А теперь – весна. Кухня не особенно просторная, но народу в ней с избытком.
– Здорово, бабья соль! – поприветствовал он кухню.
– А ты солил? – заиграли глазами женщины.
– Я до баб, как овца до соли… Страсть охоч!
– Погоди, не роди, а по бабушку сходи, – притворно злились женщины, оскабливая картошку.
Мужчины принялись за дело: таскали ушаты с помоями, носили дрова, шуровали печи, помогали поварам и поварятам мыть крупу, картофель, резать хлеб. Амелька все еще раскачивался, переминался с ноги на ногу, скалил зубы:
– Эх, господи помилуй, чтобы девушки любили!
– Здесь девушков нет, все женщины, – крикнула сквозь шум красивая, черноглазая, лет тридцати, бабенка. Потряхивая круглыми плечами, она крутила картошку в огромной мясорубке. – Девки замуж вышли!..
– Девкой меньше, бабой больше, – облизнулся на нее Амелька, и курносое лицо его расплылось в широкую, как решето, улыбку. – Вас близко видать, да далеко добывать!
– Ишь ты, говорок! – крикнула от окна белобрысая, в кудерышках, и перемигнулась с черной. – А ты женатый?
– Была жена, да корова сожрала.
– Кабы не стог сена, и тебя бы съела… – повела улыбчивой бровью веселая черноглазая бабенка. Сердце Амельки вскачь пошло.
– Ах ты, птаха-канарейка, малина-ягода, – тоненьким голосочком прогнусил он и, захохотав, схватил бабенку за бока.
– Стой, холостой! – бросив связку дров, дернул его за шиворот «стирошник» из девятой камеры, Ромка Кворум. – Не лезь: моя маруха!..
– А я и не лезу,
– Эй, вы! Смирно!.. – оборвал их вбежавший седоусый хромой надзиратель. – Схимников! За дело, марш!..
– Шуруй печку! – крикнул старший брюхатый повар, похожий на дикого кабана.
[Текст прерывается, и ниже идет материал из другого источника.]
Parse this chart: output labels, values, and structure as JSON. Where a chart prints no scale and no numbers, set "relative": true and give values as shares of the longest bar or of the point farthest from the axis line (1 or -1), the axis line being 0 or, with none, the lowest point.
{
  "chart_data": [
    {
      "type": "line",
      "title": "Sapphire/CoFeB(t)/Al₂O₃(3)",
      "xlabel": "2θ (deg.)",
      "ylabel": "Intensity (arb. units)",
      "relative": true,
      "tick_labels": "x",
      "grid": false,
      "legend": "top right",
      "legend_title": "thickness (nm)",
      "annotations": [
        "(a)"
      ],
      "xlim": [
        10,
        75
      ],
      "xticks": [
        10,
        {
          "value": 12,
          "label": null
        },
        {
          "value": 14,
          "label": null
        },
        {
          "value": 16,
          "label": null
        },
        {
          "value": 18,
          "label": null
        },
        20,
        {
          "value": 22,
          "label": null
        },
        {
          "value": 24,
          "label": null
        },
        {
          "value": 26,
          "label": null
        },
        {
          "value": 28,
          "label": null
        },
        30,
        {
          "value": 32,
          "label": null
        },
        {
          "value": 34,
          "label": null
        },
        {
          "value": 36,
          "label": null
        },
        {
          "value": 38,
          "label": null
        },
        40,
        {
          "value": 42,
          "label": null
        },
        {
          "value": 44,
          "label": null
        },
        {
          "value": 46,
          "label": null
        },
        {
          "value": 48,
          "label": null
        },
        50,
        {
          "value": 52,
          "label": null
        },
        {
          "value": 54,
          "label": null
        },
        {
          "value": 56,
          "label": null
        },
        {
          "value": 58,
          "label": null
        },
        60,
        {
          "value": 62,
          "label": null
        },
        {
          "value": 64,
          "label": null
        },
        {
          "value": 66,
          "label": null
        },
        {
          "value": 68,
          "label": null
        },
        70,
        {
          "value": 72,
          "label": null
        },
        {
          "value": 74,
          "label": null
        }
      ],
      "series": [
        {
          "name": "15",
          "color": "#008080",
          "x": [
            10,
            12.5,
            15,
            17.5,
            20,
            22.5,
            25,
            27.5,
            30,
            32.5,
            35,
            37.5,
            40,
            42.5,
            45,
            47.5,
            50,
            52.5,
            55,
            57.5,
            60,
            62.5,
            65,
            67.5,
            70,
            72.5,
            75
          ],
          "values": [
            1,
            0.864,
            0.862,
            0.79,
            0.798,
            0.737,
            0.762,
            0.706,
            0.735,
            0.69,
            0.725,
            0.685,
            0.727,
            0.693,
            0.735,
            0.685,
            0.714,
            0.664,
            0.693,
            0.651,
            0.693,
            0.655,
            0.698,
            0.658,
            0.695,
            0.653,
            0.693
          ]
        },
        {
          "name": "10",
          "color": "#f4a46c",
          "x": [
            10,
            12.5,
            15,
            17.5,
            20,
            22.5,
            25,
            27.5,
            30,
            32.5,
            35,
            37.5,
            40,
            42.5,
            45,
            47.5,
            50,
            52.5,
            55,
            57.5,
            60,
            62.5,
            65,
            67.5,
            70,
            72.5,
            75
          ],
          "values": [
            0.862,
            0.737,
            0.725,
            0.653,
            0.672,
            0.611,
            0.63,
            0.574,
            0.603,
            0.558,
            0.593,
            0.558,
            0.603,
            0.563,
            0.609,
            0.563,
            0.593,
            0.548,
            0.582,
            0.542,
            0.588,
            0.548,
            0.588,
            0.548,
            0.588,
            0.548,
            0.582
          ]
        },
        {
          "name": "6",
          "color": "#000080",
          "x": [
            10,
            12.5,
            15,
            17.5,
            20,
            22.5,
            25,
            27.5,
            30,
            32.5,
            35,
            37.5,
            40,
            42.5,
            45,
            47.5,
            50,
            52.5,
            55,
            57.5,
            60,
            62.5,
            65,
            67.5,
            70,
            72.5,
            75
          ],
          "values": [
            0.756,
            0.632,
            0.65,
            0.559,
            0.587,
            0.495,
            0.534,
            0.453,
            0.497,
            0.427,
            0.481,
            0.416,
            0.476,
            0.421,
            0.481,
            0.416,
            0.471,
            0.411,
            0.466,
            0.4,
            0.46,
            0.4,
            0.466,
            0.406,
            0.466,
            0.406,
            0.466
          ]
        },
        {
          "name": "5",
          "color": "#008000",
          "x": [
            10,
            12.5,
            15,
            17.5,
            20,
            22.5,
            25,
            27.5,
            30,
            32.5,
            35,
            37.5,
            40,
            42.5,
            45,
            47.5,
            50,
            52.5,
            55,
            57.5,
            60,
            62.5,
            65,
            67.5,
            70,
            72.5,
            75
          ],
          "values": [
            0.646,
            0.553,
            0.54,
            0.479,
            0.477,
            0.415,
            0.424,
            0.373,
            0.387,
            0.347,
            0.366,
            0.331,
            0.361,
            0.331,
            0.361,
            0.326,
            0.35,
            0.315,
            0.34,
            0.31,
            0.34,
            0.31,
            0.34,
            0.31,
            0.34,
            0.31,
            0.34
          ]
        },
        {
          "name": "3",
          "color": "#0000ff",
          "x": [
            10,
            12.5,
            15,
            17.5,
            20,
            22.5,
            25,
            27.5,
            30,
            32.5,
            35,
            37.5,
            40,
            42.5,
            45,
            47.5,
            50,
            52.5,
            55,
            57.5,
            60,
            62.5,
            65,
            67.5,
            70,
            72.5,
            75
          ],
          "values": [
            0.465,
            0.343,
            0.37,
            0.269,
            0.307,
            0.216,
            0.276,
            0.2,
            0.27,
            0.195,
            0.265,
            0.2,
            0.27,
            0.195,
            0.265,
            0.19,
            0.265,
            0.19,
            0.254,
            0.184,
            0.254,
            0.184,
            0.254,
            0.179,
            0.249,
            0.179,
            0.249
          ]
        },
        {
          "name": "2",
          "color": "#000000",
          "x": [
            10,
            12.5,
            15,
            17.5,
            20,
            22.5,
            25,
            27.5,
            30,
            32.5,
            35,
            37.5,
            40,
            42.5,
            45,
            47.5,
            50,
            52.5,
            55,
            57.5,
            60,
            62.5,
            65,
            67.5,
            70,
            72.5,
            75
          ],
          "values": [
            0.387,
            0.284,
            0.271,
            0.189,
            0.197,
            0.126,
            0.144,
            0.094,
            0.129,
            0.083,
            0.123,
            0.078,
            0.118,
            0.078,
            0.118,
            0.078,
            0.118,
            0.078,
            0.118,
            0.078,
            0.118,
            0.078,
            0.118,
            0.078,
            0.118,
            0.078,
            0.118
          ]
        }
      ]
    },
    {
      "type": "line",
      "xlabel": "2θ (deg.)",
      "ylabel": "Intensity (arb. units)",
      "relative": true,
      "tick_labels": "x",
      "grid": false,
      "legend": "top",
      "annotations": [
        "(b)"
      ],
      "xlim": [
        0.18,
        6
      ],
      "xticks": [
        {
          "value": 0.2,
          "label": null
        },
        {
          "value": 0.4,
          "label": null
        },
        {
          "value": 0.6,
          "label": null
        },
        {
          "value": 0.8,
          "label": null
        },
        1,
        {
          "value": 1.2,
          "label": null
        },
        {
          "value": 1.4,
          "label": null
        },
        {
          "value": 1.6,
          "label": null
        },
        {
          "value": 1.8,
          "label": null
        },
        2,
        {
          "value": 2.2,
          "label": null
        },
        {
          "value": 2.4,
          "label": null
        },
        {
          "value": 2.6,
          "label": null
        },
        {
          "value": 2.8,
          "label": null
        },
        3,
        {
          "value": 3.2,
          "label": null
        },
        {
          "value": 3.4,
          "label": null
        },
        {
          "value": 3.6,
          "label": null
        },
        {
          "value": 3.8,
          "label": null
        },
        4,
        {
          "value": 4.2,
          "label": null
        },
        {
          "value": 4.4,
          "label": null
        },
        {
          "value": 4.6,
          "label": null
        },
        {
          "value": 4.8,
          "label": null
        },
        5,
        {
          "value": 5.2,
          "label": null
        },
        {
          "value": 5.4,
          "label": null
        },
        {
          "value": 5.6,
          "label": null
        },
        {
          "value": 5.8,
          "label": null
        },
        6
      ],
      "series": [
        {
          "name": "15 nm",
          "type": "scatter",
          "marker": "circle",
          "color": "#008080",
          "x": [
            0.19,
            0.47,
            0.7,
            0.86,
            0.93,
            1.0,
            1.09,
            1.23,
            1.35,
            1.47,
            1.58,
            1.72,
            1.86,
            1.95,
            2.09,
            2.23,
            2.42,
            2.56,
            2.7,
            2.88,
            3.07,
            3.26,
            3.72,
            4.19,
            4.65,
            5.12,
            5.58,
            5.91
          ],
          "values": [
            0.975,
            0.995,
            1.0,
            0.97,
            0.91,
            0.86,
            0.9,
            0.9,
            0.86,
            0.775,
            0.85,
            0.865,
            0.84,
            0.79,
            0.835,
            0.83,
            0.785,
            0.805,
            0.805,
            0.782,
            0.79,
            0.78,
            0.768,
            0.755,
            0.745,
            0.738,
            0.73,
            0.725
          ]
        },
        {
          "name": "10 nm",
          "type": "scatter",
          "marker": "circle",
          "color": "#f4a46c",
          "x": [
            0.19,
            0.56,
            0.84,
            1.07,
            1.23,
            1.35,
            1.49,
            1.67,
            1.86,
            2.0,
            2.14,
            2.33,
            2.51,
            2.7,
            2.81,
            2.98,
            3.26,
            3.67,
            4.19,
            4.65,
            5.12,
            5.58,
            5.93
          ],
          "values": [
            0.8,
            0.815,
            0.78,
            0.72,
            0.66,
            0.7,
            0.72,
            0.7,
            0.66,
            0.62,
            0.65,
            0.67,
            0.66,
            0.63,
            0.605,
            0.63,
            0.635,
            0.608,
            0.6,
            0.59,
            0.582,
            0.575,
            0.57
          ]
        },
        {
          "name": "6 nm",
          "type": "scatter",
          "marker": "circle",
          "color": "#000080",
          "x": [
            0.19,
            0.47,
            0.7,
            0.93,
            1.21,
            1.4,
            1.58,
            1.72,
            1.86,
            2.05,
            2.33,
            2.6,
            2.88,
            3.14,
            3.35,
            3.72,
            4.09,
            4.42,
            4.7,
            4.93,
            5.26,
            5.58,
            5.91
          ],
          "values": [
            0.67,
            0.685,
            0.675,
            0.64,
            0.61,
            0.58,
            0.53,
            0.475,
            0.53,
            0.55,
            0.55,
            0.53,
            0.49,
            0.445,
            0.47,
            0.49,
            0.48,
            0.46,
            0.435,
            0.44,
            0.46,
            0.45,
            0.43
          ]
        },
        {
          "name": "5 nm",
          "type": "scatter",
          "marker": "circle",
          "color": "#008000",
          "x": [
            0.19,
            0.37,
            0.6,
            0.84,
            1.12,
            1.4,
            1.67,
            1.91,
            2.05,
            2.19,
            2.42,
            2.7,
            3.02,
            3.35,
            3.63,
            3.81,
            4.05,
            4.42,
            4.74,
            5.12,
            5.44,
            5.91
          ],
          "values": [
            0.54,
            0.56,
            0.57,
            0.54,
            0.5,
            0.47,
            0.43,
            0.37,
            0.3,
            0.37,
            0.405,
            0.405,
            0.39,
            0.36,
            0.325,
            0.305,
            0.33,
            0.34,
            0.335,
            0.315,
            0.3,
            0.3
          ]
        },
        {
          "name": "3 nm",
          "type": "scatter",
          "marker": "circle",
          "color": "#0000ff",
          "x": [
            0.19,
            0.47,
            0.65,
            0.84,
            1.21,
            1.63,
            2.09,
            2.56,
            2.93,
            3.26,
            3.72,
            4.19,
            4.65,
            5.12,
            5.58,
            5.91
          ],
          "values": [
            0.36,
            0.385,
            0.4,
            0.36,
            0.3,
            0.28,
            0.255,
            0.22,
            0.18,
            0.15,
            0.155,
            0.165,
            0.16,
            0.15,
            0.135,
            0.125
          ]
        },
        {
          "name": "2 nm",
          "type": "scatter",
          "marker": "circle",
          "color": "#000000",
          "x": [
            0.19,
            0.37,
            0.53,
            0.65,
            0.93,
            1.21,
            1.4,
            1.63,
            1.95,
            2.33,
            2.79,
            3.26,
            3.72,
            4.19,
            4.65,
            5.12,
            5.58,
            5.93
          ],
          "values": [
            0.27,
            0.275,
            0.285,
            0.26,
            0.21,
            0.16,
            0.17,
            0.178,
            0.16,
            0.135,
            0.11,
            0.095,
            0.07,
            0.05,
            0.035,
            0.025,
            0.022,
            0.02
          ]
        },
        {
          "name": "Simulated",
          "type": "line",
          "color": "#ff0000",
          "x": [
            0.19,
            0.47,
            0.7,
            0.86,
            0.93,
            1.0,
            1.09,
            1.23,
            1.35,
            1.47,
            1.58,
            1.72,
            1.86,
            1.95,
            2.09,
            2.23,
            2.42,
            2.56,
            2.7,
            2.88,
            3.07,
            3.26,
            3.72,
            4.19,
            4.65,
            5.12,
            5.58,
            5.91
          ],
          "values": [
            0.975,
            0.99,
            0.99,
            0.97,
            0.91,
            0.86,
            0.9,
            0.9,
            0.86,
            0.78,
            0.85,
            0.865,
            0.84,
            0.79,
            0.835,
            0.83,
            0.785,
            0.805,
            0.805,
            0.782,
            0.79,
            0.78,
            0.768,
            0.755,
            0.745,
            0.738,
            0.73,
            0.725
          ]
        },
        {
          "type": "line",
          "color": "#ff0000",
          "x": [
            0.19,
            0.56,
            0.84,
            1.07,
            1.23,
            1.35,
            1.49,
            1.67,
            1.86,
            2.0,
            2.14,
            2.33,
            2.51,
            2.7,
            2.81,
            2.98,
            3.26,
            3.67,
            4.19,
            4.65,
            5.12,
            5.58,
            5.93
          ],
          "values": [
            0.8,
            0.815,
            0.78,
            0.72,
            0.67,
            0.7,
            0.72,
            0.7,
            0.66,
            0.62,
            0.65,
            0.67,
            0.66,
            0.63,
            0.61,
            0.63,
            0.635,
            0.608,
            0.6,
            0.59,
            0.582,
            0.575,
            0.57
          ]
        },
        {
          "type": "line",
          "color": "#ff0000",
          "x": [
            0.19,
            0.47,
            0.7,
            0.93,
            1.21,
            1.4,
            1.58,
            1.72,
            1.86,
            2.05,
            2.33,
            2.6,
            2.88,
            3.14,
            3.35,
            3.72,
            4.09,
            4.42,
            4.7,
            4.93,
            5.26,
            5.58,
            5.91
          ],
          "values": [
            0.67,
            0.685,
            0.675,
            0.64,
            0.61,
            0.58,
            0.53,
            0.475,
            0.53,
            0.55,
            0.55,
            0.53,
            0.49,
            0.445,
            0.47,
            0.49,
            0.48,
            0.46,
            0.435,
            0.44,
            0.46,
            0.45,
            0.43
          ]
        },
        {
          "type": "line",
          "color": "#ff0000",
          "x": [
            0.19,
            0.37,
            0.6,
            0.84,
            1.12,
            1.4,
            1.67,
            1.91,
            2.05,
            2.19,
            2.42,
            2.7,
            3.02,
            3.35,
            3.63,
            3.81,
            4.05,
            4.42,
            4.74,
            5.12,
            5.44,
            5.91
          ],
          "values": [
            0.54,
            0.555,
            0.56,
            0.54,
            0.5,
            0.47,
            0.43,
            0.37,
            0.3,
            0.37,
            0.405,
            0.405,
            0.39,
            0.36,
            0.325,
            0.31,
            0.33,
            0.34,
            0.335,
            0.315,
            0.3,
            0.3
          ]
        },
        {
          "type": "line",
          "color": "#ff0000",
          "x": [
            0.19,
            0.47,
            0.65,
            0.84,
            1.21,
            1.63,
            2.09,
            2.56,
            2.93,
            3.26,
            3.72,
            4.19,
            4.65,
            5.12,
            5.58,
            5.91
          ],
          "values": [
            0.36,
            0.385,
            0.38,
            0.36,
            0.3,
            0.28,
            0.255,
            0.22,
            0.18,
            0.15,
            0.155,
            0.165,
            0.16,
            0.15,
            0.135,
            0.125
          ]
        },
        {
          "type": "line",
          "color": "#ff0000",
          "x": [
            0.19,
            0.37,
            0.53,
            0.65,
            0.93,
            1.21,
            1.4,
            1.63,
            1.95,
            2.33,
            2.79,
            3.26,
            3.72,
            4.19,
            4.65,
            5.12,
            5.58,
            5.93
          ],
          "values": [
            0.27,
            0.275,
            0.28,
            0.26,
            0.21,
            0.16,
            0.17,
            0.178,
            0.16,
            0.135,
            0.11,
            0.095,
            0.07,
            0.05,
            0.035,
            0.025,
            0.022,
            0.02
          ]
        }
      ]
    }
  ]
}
Амелька поспешно бросился к печи, стал подбрасывать дрова, мешать кочергой, выгребать в корчагу угли. Когда надзиратель и Ромка Кворум ушли, чернобровая бабенка, скаля крепкие зубы, сказала Амельке:
– На чужемужнюю жену не зарься. Вот.
Амелька, стоя на коленях возле хайла печки, повернул к ней раскрасневшееся от полымя лицо, бросил дразнящим говорком:
– Жена мужа любила, в тюрьме место купила… Так, что ли, сватья-куропаточка?
Чернобровая маруха Ромки Кворума, повиливая крутыми бедрами, подплыла к Амельке, сунула в печку лучинку, чтоб добыть для закурки огонька, и милостиво протянула парню папироску:
– Хочешь гарочку?
– С нашим полным удовольствием, – сладко затянулся Амелька и наскоро шлепнул чернобровую
– Шуруй, шуруй! – крикнул брюхатый повар.
– Шурую! – огрызнулся Амелька. – Ты ослеп, папаша, что ли?
Среди женщин были гоголевские городничиха и ее дочка. Возле них увивался с закрученными в колечко усиками краснорожий Митька-хлеборез. Время подходило к обеду; в кухне стоял угарный чад, пахло луком, подгорелым салом, свежеиспеченным хлебом. Верезжали вентиляторы, брякала посуда, булькала, плескалась через край вода в котлах, кухня постепенно наполнялась паром. Три электрических лампочки на густо облепленных дохлыми мухами шнурах едва мерцали. Проголодавшиеся руки заключенных хватали под шумок что попало и тащили в рот. Говор, перебранка, крики. Повара и поварята плавали в пару, как в облаках.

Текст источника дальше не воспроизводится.